Ces démarches sont jeunes, donc peu matures, les normes n’existent pas encore et les référentiels sont peu stabilisés (l’ISO 26 000 n’est qu’une première pierre). D’autant qu’elles dépendent beaucoup des contextes culturels dans lesquels les entreprises - particulièrement les multinationales - évoluent. Il est donc naturel que règne une certaine confusion dans les concepts. Cette confusion a deux sources différentes : l’ignorance et le cynisme.
L’ignorance. Contrairement à ce qu’on pourrait croire, un nombre significatif d’acteurs économiques, dirigeants, responsables, le nez sur le guidon de leur compte d’exploitation trimestriel, consacrent peu de temps à réfléchir à ces questions. S’ils ont lu, dans leur jeunesse, Max Weber, Hans Jonas ou Emmanuel Levinas, leur emploi du temps a rendu invisibles à leurs yeux les indispensables ponts qui relient la philosophie, la morale et l’éthique, la marche du monde, les valeurs des sociétés, et le fonctionnement des organisations humaines. Ce déficit culturel explique largement les mélanges des genres entre développement durable (concept macroéconomique, qui s’applique mal à l’acteur microéconomique qu’est l’entreprise), responsabilité sociétale de l’entreprise (impossibilité de traduire en un seul mot le ‘social’ anglais), responsabilité sociale et environnementale (RSE), responsabilité (tout court) d’entreprise, entreprise citoyenne (comme si ce qualificatif pouvait s’appliquer à autre chose qu’à un individu)…
La responsabilité d’une entreprise, quelles que soient son activité et son utilité sociale, consiste à chercher à satisfaire au mieux chacune de ses parties prenantes (aux intérêts naturellement contradictoires) et à minimiser ses externalités négatives (cas des impacts environnementaux par exemple).
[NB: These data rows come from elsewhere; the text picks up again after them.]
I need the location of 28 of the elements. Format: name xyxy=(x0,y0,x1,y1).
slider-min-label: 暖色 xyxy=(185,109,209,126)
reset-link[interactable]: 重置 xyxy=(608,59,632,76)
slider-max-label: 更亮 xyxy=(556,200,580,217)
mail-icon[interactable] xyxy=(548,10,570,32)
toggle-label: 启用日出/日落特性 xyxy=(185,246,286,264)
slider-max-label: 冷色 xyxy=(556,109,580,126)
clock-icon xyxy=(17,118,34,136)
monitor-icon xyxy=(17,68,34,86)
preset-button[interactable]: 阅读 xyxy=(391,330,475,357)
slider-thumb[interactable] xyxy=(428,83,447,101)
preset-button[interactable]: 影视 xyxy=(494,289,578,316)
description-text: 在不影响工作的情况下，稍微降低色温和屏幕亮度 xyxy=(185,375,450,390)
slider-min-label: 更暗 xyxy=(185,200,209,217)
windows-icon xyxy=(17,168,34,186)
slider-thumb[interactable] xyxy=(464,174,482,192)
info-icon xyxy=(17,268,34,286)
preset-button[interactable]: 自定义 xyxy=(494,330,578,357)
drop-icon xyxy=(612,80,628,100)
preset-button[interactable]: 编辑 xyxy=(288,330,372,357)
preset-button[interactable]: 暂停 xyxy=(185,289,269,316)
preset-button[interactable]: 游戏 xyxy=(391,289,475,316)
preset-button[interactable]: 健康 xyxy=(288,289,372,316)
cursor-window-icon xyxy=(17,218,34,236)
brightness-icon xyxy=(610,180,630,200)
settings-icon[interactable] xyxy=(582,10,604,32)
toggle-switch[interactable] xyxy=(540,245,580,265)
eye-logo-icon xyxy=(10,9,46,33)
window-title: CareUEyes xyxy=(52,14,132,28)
L’objectif est de générer ainsi une survaleur sur le long terme et de la redistribuer équitablement, de façon à entretenir le cercle vertueux de la fidélité de ses partenaires. Cet impératif n’a rien à voir avec le mécénat d’entreprise, qui est du registre de la générosité facultative. Même si l’on peut intellectuellement classer la philanthropie dans le volet de la maximisation des externalités positives, avec l’arrière-pensée de la compensation des effets (un peu comme on le dit de la compensation des émissions de CO2).
Le cynisme. Beaucoup de décideurs et dirigeants du monde économique sont empreints d’un biais cognitif : leur croyance absolue dans l’automaticité et l’universalité des bienfaits du système libéral à base d’économie de marché et de capitalisme financier - qui les a placés là où ils sont - les empêche d’intégrer en profondeur les paramètres extra-financiers et la notion de long terme. Croire et faire croire que la RSE se limite à la philanthropie est une manière de nier et d’évacuer ce sujet contrariant. A l’instar de la philanthropie à l’américaine, avec ses galas de charité, ou bien des indulgences religieuses, qui permettent de se racheter une conscience à peu de frais, tout se passe comme si l’entreprise cherchait à redorer son image en détournant l’attention de son activité quotidienne.

Mais voilà que tout se complique. Depuis quelques années, cette saine séparation entre la poche droite (la responsabilité comme source de profit pérenne) et la poche gauche (la générosité, qui doit rester discrète) s’estompe. De nouveaux concepts, comme toujours venus d’outre-Atlantique, déplacent les frontières et introduisent un continuum : ils s’appellent bénévolat et mécénat de compétences (une manière innovante de valoriser les talents des collaborateurs, notamment ceux des seniors), partenariats ONG, financement et accompagnement des réseaux d’entrepreneurs sociaux, ‘philanthropic venture’, fonds de développement, ‘impact invest’, ‘capacity building’, base-de-la-pyramide…L’innovation sociale propose à l’entreprise de multiples voies pour renouveler ses modèles de développement. Elles vont bien au-delà des pratiques françaises actuelles, qui se limitent généralement à inciter les collaborateurs à donner de l’argent à une cause choisie par l’entreprise (comme s’ils étaient incapables de le faire par eux-mêmes dans leur vie privée)….ce qui n’est d’ailleurs en rien un indicateur d’un management responsable des employés.

Clarifier les concepts, réfléchir sur le fond des choses, s’interroger sur sa place dans la cité, développer une vision holistique du monde, remettre en cause les dogmes…sont des pré-requis indispensables à l’action de l’entreprise du 21ème siècle. Pour répondre à la demande de sens et pour reconquérir le désir des hommes d’entreprendre ensemble.